Just about everything the band recorded in the studio between 1979 and 1983, it contains all the music I reviewed above along with a helping of unreleased material. Aside from the music I've already discussed in my previous reviews, highlights include the "Patio Set" single and the cool "Godfrey Harold Hardy", which has a quite unusual song structure. Three of the "new" songs are live cuts from a concert at "Jerry's Farm, rural Kansas", which alongside the live cut from "Hobo's Pizza, Wichita" speaks volumes about how tough this band had it stuck in the wilds of Kansas. It makes you wonder just how many bands as good as the Embarrassment got lost out there....fortunately, this one got to make a few records, and their music has finally found something of an audience. If they had come from a big city on the coast, they would have been twenty times as successful (at the very least), but they weren't; however, as the liner notes to this compilation state, if they hadn't come from Kansas, they wouldn't have developed that uniquely MidWestern sound that made them special.

Post Your Comments

Reader Comments

Mark Westfall, mwestfal@kumc.edu

The Embarrassment Rule! Fast, Loud, and Ferocious!

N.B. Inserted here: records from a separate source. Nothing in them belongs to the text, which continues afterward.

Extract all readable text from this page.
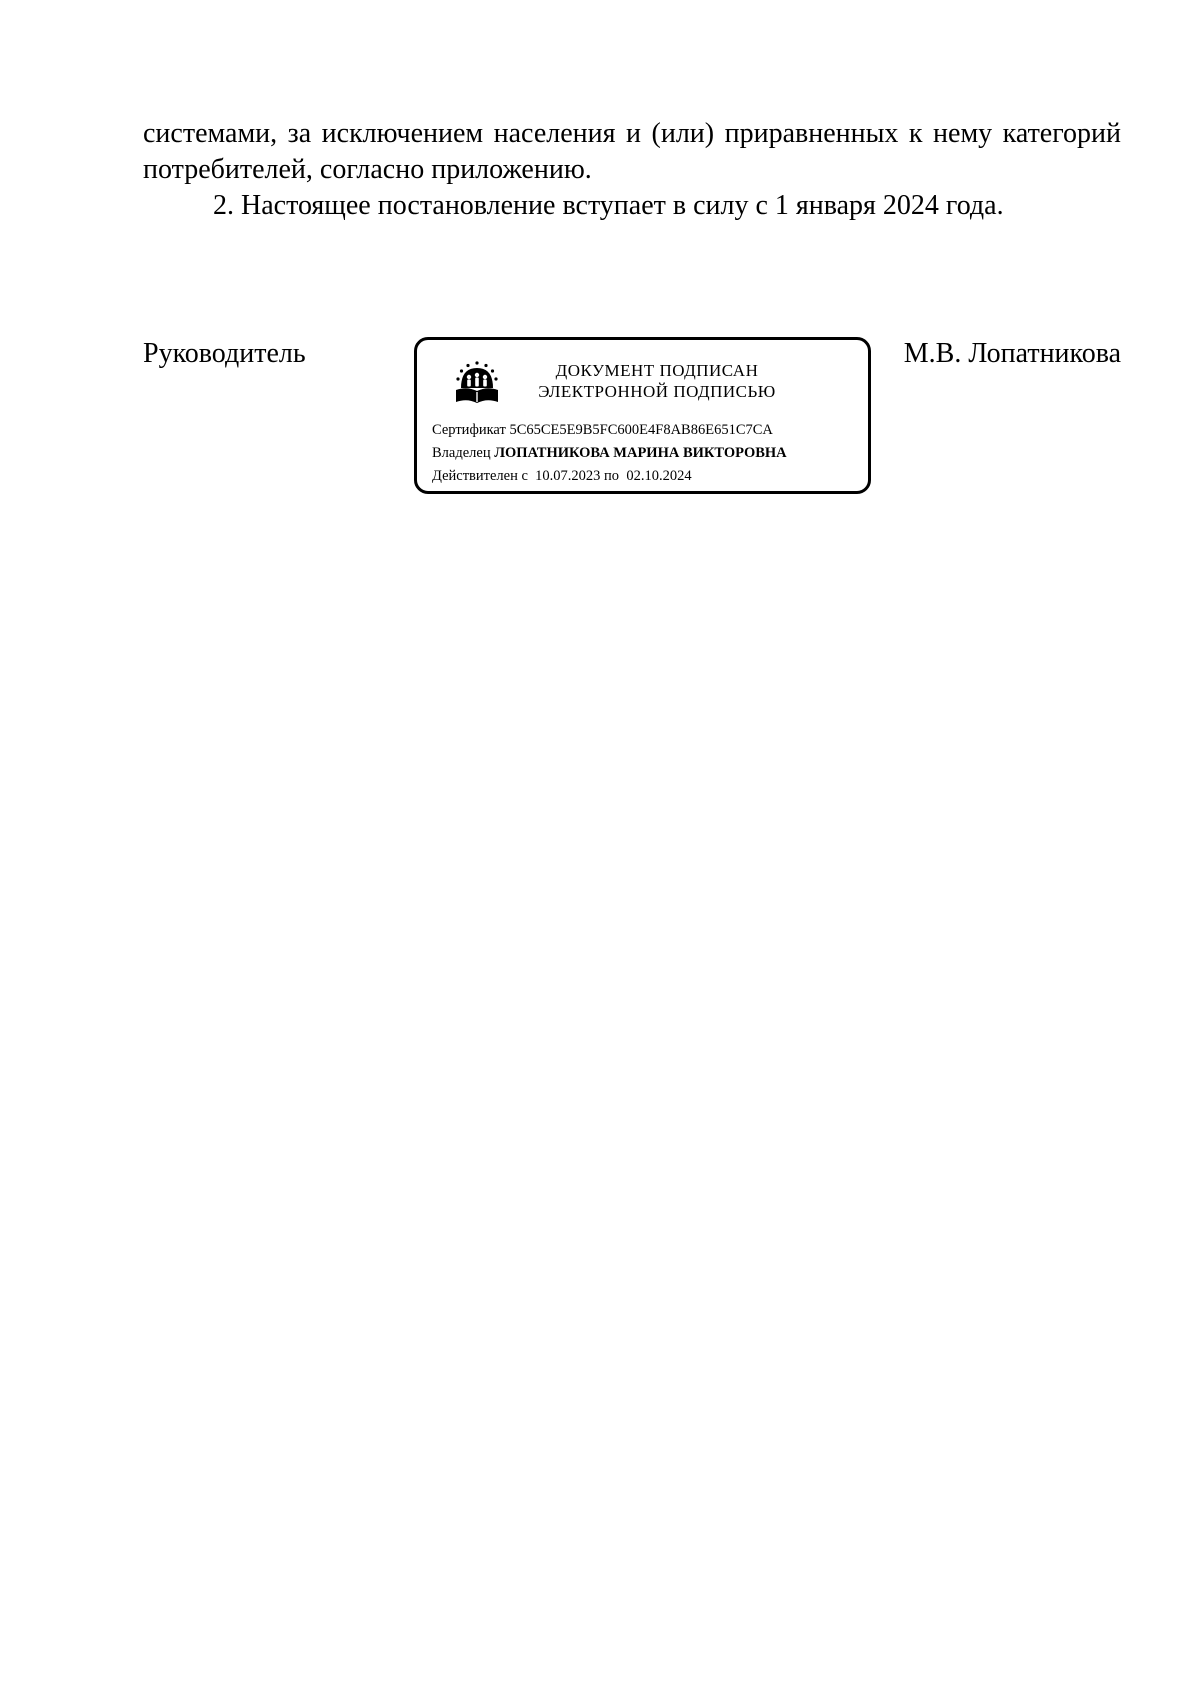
системами, за исключением населения и (или) приравненных к нему категорий потребителей, согласно приложению.

2. Настоящее постановление вступает в силу с 1 января 2024 года.

Руководитель	М.В. Лопатникова
ДОКУМЕНТ ПОДПИСАН
ЭЛЕКТРОННОЙ ПОДПИСЬЮ
Сертификат 5C65CE5E9B5FC600E4F8AB86E651C7CA
Владелец ЛОПАТНИКОВА МАРИНА ВИКТОРОВНА
Действителен с 10.07.2023 по 02.10.2024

William & Lauri Morris, rickandlauri@navix.net

"It doesn't hold up as well over repeat listenings"

I like the Embarrassment better every time I hear them on CD or tape. I have followed alt. types of music since around 1979 and would easily pick the Embos as my favorite band of that (and pretty much any) era as far a genre goes. No disrespect meant, but found your reviews on your Embo page suggesting to me that you don't get a chance to listen closely enough to the music you review. Still, it's nice to see a band like the Embos get a little more recognition.

By the way, did you know Death Travels West, the song, was about a friend of theirs who was killed in a motor cycle accident. He asked that if he died, the Embos play at his funeral. I heard they did this and played Wellsville.

Rick Hellman, THELLMAN@kc.rr.com

There were no other bands as good as the Embos in Kansas! There were no other bands as good as the Embos in the world at the time, except perhaps the Fall. I own every record/tape/CD you mention here, and they all have their gems. D-Rngs, Sex Drive, Patio Set, Woods of Love, Don't Stop Till You Get Enough...I spent many a shaky night sweating to those tunes. And to me, they still hold up.